Frullani integral $\int_0^\infty \frac{\text{csch}(x)-\frac1x}{x} {\rm d}x$

$$ \int_0^\infty \frac{\text{csch}(x)-\frac1x}{x} {\rm d}x. $$

This integral was from a recent contest like two weeks ago and I still can't crack it.
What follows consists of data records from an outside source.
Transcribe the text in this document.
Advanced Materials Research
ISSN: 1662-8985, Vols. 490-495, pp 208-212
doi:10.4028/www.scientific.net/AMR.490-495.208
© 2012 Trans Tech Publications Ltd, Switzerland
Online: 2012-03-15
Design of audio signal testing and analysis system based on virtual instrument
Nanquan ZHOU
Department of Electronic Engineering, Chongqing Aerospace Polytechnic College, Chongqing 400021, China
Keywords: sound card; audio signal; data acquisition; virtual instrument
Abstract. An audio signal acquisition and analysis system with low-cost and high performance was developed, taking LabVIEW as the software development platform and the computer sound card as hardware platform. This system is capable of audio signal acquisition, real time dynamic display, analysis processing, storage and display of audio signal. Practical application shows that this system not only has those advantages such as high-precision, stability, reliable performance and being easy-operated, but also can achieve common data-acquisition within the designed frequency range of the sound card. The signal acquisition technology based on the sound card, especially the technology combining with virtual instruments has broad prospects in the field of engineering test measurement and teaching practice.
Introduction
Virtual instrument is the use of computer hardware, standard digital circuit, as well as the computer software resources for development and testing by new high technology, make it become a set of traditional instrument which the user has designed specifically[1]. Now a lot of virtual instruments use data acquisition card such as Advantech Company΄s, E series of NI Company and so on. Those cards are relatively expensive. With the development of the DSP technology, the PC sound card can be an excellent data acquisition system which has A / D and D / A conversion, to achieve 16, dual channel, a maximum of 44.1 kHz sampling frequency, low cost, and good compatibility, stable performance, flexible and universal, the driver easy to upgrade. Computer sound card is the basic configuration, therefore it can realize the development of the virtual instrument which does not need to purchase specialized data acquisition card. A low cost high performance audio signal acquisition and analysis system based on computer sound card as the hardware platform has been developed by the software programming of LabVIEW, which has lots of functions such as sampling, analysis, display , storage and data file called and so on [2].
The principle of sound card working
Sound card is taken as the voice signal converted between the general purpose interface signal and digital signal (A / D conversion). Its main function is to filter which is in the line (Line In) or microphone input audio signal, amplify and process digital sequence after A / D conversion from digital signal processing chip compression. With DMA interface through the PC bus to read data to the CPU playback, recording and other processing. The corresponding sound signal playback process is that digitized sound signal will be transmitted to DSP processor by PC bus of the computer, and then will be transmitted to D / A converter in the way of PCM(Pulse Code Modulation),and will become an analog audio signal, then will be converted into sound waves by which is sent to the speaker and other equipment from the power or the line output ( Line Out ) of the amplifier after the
Well, to be exact it was in the form of

$$ \int_0^\infty \frac{2}{x^2} \left( \frac{x}{e^x - e^{-x}} - \frac12 \right) {\rm d}x. $$

The hint was to turn it into Frullani integral, but nothing i've tried worked out, by-parts leaves you with something that doesn't converge and I can't find a way to turn the numerator into $f(ax)-f(bx)$. I noted that it can also be written in the form

$$\int_0^\infty \frac{\text{csch}(\frac1x) - x}{x} {\rm d}x.$$

Solution 1:

Define the function $F$ for $x>0$ by: \begin{align}F(x)=\text{cotanh}\left(\frac{x}{2}\right)-\frac{2}{x}\end{align} Observe that, \begin{align}\lim_{x\rightarrow 0} F(x)&=0\\ \lim_{x\rightarrow \infty} F(x)&=1\\ F(x)-F(2x)&=\frac{1}{\sinh x}-\frac{1}{x} \end{align} On can use Frullani's theorem: \begin{align}\int_0^\infty \frac{\text{csch}(x)-\frac1x}{x} {\rm d}x&=\int_0^\infty \frac{F(x)-F(2x)}{x}\,dx\\ &=\left(F(0)-F(\infty)\right)\ln\left(\frac{2}{1}\right)\\ &=\boxed{-\ln 2} \end{align}

Solution 2:

One way is using the expansion of $\operatorname{csch}x$, that is $$\operatorname{csch}x=\dfrac{1}{x}+\sum_{n=1}^{\infty}\dfrac{2(-1)^nx}{n^2\pi^2+x^2}$$ then $$\int_{0}^{\infty}\dfrac{\operatorname{csch}x-\frac1x}{x}\ dx=\sum_{n=1}^{\infty}\int_{0}^{\infty}2(-1)^n\dfrac{1}{n^2\pi^2+x^2}\ dx=\sum_{n=1}^{\infty}\dfrac{2(-1)^n}{n\pi}\arctan\dfrac{x}{n\pi}\Big|_{0}^{\infty}=\color{blue}{\sum_{n=1}^{\infty}\dfrac{(-1)^n}{n}}=\color{blue}{\ln\dfrac12}$$